"This book merits careful study. It gives readers what they need to develop numeric and graphical solutions to problems in engineering, science, and mathematics: the necessary theoretical background, plus sufficient Python and a solid grasp of the programming process. Science and engineering students would obviously benefit from this book. It would also be useful to applied mathematics students and to professionals interested in learning Python or in seeing it applied to solve scientific problems." (Edgar R. Chavez, Computing Reviews, December 7, 2021)
Preface.- 1 The first few steps.- 2 A few steps more.- 3 Loops and branching.- 4 Functions and the writing of code.- 5 Some more Python essentials.- 6 Computing integrals and testing code.- 7 Solving nonlinear algebraic equations.- 8 Solving ordinary differential equations.- 9 Solving partial differential equations.- A Installation and use of Python.- References.- Index.
Svein Linge is a professor of modelling and simulation at the University College of Southeast Norway and holds a Dr. Scient. degree in biomechanics from the Norwegian School of Sport Sciences. He works part-time at a Norwegian Center of Excellence: "Center for Biomedical Computing", at Simula Research Laboratory, to which he has been linked for the last 13 years. His main research interests includes cerebrospinal fluid dynamics, cardiac electro-mechanics and sport biomechanics. Over the last decade, Linge has been particularly engaged in reforming the engineering education in mathematics and physics to take advantage of computer programming and simulation.

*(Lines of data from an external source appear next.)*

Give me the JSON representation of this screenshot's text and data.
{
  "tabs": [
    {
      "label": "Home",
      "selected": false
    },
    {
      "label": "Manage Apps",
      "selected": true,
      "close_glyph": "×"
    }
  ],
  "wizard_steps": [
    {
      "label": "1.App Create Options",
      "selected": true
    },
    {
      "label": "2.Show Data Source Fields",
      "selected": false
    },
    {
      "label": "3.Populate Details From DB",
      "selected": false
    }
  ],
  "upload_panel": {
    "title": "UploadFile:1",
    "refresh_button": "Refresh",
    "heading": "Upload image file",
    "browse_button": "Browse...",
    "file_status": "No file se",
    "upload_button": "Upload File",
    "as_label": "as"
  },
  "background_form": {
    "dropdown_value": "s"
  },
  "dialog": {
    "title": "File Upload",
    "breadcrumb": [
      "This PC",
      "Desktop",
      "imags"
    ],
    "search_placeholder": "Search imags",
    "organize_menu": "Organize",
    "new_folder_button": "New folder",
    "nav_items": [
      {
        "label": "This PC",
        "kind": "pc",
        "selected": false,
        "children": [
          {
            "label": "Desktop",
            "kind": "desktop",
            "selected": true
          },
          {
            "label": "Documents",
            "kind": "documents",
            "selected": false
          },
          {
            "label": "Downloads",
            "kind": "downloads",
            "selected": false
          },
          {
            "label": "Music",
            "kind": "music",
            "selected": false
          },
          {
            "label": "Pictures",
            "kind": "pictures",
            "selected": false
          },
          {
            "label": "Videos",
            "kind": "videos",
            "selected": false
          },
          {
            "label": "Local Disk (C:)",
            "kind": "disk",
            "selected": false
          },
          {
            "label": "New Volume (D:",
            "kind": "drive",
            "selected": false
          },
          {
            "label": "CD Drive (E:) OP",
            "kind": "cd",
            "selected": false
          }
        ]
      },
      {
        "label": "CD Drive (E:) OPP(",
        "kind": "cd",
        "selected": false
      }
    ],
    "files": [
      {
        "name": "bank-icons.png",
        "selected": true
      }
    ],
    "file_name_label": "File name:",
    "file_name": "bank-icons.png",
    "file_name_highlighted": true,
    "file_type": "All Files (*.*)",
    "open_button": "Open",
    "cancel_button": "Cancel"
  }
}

Hans Petter Langtangen (1962 - 2016) was a professor of computer science at the University of Oslo. He was formerly a professor of mechanics and was the Director of "Center for Biomedical Computing", a Norwegian Center of Excellence at the Simula Research Laboratory in Oslo. Langtangen has more than 100 scientific publications, including journal papers and many books, e.g., the bestseller TCSE 6 "A Primer on Scientific Programming with Python" (editions 1 - 5). He has also developed open source and commercial software systems for computational sciences.”

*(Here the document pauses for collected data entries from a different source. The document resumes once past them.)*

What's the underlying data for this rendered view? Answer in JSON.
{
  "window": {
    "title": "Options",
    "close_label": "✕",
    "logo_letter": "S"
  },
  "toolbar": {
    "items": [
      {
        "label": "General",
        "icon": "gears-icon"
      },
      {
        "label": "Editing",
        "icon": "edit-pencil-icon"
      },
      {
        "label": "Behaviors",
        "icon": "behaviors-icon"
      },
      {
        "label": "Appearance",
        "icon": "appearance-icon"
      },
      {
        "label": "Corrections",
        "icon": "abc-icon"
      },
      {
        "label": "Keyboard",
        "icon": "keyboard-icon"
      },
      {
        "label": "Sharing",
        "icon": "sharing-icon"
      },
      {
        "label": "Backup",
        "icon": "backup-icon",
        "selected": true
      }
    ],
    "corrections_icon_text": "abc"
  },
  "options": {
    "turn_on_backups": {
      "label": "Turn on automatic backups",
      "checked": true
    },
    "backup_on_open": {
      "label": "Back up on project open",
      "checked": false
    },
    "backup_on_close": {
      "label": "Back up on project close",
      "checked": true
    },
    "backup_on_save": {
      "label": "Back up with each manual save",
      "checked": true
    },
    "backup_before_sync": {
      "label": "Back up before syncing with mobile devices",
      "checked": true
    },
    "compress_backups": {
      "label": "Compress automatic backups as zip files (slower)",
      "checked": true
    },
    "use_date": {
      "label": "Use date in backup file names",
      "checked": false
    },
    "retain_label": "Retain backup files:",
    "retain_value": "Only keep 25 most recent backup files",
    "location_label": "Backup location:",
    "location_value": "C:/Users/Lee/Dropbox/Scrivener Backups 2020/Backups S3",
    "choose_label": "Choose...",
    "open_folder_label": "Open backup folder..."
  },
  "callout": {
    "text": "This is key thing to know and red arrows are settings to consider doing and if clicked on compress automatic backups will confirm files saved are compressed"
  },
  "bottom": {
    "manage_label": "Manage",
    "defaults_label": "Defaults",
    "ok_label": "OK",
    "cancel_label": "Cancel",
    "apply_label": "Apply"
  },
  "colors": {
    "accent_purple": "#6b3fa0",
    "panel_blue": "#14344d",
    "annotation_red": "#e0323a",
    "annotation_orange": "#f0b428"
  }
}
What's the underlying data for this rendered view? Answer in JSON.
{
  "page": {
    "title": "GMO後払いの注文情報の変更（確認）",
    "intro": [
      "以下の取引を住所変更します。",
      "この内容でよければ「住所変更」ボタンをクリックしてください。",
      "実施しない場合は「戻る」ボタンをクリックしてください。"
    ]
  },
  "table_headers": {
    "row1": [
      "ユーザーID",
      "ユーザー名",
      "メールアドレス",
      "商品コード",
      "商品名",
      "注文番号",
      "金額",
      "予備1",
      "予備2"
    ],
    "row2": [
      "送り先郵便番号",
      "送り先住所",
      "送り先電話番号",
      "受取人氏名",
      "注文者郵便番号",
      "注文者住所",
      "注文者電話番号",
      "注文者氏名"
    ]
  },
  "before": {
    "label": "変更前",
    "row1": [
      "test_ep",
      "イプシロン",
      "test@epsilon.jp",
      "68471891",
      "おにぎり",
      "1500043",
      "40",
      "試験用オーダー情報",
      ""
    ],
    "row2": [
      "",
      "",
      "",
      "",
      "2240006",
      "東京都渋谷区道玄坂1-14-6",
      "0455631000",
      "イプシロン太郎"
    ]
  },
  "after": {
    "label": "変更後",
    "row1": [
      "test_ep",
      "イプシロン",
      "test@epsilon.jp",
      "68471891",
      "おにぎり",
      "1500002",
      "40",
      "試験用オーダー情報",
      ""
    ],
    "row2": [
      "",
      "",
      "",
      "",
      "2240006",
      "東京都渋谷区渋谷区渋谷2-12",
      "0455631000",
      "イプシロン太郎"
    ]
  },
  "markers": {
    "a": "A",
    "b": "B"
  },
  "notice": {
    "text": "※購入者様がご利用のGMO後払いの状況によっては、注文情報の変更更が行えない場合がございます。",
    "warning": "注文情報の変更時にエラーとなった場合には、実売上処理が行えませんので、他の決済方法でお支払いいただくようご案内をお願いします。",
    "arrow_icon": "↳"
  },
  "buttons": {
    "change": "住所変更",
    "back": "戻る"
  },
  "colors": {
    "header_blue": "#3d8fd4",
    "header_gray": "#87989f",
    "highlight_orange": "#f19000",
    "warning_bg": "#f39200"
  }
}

This book is published open access under a CC BY 4.0 license.
This book presents computer programming as a key method for solving mathematical problems. This second edition of the well-received book has been extensively revised: All code is now written in Python version 3.6 (no longer version 2.7). In addition, the two first chapters of the previous edition have been extended and split up into five new chapters, thus expanding the introduction to programming from 50 to 150 pages. Throughout the book, the explanations provided are now more detailed, previous examples have been modified, and new sections, examples and exercises have been added. Also, a number of small errors have been corrected.
The book was inspired by the Springer book TCSE 6: A Primer on Scientific Programming with Python (by Langtangen), but the style employed is more accessible and concise, in keeping with the needs of engineering students.
The book outlines the shortest possible path from no previous experience with programming to a set of skills that allows students to write simple programs for solving common mathematical problems with numerical methods in the context of engineering and science courses. The emphasis is on generic algorithms, clean program design, the use of functions, and automatic tests for verification.